Even fairly innocuous words like CHAIR posed serious problems for the SS in terms of spelling. In fact, listening to SS spell CHAIR was particularly painful because every letter posed a problem:
C – pronounced S
H – ‘What is it?’
A – pronounced I
I – pronounced E
R – pronounced ‘air’
A few higher-level groups asked: ‘Why do we need to do this?’ ‘I want to see whether you know the alphabet.’ Some SS felt a bit sniffy, as if this was too easy and basic for their level. In the end I was proved right by most SS’s results in the quiz. I explained that it’s a basic skill and that they should know this at their level. I gave the example of filling in forms in the UK, since many of these SS may well be spending time working or studying there. ‘It’s so you don’t get the wrong name.’ One student, Dawid, protested: ‘But it’s normal name – Dawid.’ ‘OK. Can you spell it?’ ‘Yes. D-A-W-A-D.’
Towards the beginning of one lesson the SS’s form tutor poked his head round the door to check that some SS had arrived. He quickly noticed that we were saying the alphabet, with the letters on the board. ‘What are you doing?’ he asked, slightly suspiciously. ‘We’re testing whether the students can pronounce the English alphabet.’ ‘And can they?’ ‘That’s what we’re going to find out.’ ‘Hmm,’ said the teacher, and left. I understand that learning the alphabet is most associated with children’s lessons, but experience told me that they would benefit from this ‘reminder’ – and I feel that most of them did. Later I found the teacher and mentioned the results: that almost none of the students could spell all of the words correctly with the alphabet. We talked about what could be done. The problem is that when you’re tied to the course book (as he is) pronouncing letters doesn’t come up again after the first few lessons at beginner level.
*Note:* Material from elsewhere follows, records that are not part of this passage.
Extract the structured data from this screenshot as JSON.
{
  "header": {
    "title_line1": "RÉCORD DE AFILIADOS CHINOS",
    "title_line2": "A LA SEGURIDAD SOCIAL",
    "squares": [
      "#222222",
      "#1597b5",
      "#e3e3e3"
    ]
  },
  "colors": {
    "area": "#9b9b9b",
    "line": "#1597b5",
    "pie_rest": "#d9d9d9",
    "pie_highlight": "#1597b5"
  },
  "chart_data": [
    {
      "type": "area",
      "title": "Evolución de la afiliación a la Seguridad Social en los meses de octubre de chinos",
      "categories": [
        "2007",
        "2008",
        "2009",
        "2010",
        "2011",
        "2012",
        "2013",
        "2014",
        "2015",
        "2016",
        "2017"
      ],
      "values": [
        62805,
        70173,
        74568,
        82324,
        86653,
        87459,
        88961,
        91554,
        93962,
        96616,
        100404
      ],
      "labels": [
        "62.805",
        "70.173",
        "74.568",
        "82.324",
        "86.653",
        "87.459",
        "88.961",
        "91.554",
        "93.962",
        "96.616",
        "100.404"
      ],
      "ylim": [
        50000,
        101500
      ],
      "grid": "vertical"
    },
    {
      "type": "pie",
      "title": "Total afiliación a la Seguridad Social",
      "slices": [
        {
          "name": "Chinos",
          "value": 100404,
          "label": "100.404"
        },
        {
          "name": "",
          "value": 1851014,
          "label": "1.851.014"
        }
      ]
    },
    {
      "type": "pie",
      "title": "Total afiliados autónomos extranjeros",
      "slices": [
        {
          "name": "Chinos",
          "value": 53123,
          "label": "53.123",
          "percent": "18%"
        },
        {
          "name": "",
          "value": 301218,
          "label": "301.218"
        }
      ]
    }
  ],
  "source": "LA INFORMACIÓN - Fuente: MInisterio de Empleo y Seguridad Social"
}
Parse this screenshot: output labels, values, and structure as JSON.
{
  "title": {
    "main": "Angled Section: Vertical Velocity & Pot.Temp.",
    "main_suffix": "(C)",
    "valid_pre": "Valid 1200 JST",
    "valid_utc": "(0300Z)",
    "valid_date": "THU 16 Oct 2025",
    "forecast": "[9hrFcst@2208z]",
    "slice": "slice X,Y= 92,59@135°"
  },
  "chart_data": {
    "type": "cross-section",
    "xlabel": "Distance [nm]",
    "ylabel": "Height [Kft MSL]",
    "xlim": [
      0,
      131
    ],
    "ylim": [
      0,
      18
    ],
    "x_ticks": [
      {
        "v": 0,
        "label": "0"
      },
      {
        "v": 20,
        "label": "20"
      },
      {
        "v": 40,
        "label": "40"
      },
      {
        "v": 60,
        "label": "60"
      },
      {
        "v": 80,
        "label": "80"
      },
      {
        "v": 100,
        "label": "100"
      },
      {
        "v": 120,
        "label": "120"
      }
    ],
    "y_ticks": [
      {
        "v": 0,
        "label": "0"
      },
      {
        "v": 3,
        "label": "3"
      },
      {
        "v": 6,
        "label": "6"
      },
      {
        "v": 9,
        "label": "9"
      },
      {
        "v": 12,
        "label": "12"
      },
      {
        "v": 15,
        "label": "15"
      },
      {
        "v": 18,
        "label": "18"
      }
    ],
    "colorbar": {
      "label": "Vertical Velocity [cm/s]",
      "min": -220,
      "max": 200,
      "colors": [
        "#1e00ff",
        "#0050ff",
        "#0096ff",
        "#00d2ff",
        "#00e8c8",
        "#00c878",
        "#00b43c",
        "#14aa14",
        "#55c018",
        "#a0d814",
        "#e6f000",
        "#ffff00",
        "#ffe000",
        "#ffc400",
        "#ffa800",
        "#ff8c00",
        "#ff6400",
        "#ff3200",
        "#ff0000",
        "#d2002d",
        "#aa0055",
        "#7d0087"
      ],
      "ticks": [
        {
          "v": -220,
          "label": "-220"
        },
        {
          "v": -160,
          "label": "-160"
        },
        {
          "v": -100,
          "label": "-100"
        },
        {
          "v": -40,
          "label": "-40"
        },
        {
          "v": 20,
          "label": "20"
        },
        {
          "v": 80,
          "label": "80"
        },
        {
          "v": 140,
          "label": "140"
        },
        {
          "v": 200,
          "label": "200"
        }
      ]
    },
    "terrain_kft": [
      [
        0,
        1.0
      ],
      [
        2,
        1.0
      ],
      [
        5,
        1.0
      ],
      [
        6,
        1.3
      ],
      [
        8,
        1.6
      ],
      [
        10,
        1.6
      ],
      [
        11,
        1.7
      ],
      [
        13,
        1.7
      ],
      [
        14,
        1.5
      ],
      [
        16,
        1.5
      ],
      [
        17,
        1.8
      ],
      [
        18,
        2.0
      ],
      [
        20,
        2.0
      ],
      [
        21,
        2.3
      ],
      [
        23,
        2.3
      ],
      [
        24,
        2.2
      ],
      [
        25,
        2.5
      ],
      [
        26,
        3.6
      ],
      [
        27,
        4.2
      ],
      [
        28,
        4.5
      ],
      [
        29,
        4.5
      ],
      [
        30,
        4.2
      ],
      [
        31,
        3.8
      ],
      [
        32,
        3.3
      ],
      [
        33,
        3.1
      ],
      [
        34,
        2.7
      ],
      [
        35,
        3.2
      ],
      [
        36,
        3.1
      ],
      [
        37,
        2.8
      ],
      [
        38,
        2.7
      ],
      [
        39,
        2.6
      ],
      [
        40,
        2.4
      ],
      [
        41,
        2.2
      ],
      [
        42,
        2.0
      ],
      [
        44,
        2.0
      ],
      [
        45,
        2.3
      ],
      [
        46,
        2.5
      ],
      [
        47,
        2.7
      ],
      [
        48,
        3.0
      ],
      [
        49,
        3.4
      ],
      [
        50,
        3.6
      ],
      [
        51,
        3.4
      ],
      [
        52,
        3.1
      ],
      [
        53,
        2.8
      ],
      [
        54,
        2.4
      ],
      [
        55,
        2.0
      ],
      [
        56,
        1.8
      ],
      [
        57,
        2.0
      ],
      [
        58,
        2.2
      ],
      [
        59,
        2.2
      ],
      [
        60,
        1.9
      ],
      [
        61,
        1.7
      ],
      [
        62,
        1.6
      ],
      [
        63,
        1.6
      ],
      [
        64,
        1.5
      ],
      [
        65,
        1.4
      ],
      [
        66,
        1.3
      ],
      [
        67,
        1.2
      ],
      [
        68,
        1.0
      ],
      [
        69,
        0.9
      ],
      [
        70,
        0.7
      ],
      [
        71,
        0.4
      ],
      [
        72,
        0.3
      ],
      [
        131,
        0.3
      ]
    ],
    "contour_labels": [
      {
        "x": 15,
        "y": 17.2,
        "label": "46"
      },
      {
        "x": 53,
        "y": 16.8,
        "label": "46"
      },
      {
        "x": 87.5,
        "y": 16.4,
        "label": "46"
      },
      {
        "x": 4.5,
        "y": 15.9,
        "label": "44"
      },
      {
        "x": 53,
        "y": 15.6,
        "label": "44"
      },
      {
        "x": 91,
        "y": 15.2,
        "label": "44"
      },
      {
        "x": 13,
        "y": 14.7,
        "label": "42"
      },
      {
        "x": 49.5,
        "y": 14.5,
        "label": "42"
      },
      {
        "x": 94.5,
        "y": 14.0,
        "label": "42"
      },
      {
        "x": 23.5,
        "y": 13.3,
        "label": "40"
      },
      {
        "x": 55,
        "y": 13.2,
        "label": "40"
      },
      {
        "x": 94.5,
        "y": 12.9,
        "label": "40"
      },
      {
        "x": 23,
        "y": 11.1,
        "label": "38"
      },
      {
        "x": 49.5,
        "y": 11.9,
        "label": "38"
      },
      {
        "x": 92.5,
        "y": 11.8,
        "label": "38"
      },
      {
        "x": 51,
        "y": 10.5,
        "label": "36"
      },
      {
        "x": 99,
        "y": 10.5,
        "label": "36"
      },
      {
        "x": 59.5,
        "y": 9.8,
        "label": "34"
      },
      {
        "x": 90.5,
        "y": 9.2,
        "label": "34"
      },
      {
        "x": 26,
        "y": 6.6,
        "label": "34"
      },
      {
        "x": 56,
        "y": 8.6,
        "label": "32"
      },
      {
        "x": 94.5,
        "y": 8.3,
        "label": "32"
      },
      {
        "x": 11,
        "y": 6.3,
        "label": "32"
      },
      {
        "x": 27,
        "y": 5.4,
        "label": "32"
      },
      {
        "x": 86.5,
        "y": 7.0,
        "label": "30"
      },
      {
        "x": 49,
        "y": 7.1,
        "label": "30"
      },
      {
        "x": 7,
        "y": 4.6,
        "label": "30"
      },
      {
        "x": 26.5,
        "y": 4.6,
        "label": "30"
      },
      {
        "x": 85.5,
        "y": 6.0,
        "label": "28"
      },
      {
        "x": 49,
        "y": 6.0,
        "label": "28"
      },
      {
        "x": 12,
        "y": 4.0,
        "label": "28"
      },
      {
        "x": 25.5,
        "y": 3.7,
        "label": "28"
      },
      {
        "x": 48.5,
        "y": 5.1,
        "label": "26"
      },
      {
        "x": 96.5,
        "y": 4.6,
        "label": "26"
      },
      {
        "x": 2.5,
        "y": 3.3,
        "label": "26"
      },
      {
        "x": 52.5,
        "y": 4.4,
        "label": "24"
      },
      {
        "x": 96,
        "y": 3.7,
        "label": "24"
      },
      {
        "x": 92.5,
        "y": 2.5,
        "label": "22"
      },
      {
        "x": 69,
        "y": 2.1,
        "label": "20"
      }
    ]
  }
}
The lesson time (45 mins) passed fairly quickly with this format. It was a nice simple lesson to run – without any technology or handouts (as in YATCB Method) – and it did feel like a change from doing the setup > preparation > presentation model of the previous few weeks. However, during the quiz I had to wonder whether it wasn’t a little bit, er, dull, compared with those previous lessons.
I feel it was worth doing – to diagnose the problem – but the question now is how to build on it and ensure they learn to say the alphabet. Perhaps I can return to it during future lessons and do a five-minute quiz, rather than spending a whole lesson on it.